Luckily, nature abhors a vacuum, so there are a bunch of tools building on and extending PowerPoint functionality.
PowerPoint in HTML5 and other perks
E-Learning systems offer advanced multimedia features. For example, you can easily record and sync video and audio narrations and link them up with slides and animations. As mentioned before, you may also choose to enliven the material with characters. With a variety of gestures, expressions and poses to pick from, you can choose just the right combination to guide users through a course.

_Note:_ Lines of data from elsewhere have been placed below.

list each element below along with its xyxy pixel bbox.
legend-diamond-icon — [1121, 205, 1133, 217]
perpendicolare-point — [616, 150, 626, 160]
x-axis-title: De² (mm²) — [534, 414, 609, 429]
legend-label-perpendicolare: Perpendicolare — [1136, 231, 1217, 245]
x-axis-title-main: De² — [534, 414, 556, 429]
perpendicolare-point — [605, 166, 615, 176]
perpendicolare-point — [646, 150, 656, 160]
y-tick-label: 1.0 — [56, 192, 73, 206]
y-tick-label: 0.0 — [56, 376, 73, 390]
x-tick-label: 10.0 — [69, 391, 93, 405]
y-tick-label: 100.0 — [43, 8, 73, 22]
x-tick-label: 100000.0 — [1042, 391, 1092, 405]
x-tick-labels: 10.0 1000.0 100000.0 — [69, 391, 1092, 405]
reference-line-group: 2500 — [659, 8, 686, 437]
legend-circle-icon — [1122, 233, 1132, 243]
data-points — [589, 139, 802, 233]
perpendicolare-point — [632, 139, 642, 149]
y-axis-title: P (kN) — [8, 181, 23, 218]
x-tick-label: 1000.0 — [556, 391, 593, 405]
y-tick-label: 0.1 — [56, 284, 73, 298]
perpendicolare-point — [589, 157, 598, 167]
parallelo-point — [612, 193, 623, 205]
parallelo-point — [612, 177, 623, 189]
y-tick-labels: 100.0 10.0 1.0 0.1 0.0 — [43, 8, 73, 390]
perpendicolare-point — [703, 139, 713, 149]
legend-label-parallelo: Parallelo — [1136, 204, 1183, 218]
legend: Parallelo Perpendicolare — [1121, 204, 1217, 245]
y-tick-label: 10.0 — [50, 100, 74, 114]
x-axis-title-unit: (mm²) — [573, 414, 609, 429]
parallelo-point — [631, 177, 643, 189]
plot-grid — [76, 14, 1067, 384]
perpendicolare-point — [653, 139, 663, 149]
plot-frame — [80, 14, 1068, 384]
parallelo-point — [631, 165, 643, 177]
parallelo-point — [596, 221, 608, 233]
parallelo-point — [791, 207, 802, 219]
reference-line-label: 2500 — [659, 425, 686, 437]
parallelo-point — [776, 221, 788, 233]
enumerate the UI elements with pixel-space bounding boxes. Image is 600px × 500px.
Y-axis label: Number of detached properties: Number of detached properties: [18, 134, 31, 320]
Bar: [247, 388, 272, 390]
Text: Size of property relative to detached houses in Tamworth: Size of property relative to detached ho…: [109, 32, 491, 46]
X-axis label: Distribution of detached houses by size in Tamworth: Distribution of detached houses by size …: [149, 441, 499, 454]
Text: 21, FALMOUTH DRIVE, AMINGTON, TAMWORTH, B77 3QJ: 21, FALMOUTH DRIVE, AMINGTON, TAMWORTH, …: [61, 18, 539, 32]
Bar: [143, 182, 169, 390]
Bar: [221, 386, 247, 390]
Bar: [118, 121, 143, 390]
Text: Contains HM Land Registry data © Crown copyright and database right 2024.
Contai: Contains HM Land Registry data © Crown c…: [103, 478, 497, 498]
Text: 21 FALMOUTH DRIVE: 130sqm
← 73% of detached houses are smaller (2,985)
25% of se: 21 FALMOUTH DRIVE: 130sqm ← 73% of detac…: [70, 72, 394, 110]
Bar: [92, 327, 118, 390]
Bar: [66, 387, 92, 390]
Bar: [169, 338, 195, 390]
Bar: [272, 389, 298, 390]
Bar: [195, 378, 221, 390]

Many learning and authoring solutions are add-ons to your PowerPoint. With such an add-on you are free to share your slides as video, HTML5 or Flash. You may have quality concerns but this issue has been tackled by the most prominent players out there. E-Learning software from iSpring Solutions, for one, ensures that your cherished effects remain intact and the conversion is 99.9% accurate. Want to see your slides on YouTube? No problem, you’re just a couple of clicks away.
Since the introduction of HTML5 in 2010, a good number of Fortune 500 companies have implemented the new technology on their websites. Likewise, the compatibility of HTML5 on mobile devices is too attractive to dismiss. HTML5 is the industry choice for sharing content with a worldwide audience.
iSpring offers a PowerPoint to HTML5 converter as part of its free solution. All the Pro versions (e.g., iSpring Suite) give you the option to export the slides into a combined HMTL5+Flash format. This conversion guarantees a cross-platform copy of your project is accessible from pretty much any device on the market.
We could go on forever listing all the nice frills e-Learning systems bring to the table. However, all these extensions would not be possible without a solid foundation. You may look down on PowerPoint as a tool for plain folk and go after a ‘more professional’ alternative, but chances are you’ll end up facing a brick wall. Complex ‘high end’ solutions are sure to require a rather steep learning curve, and a tremendously higher financial investment. And by the end of the day, you might find yourself in isolation, swamped with performance and compatibility issues.
In a nutshell, long live good old PowerPoint!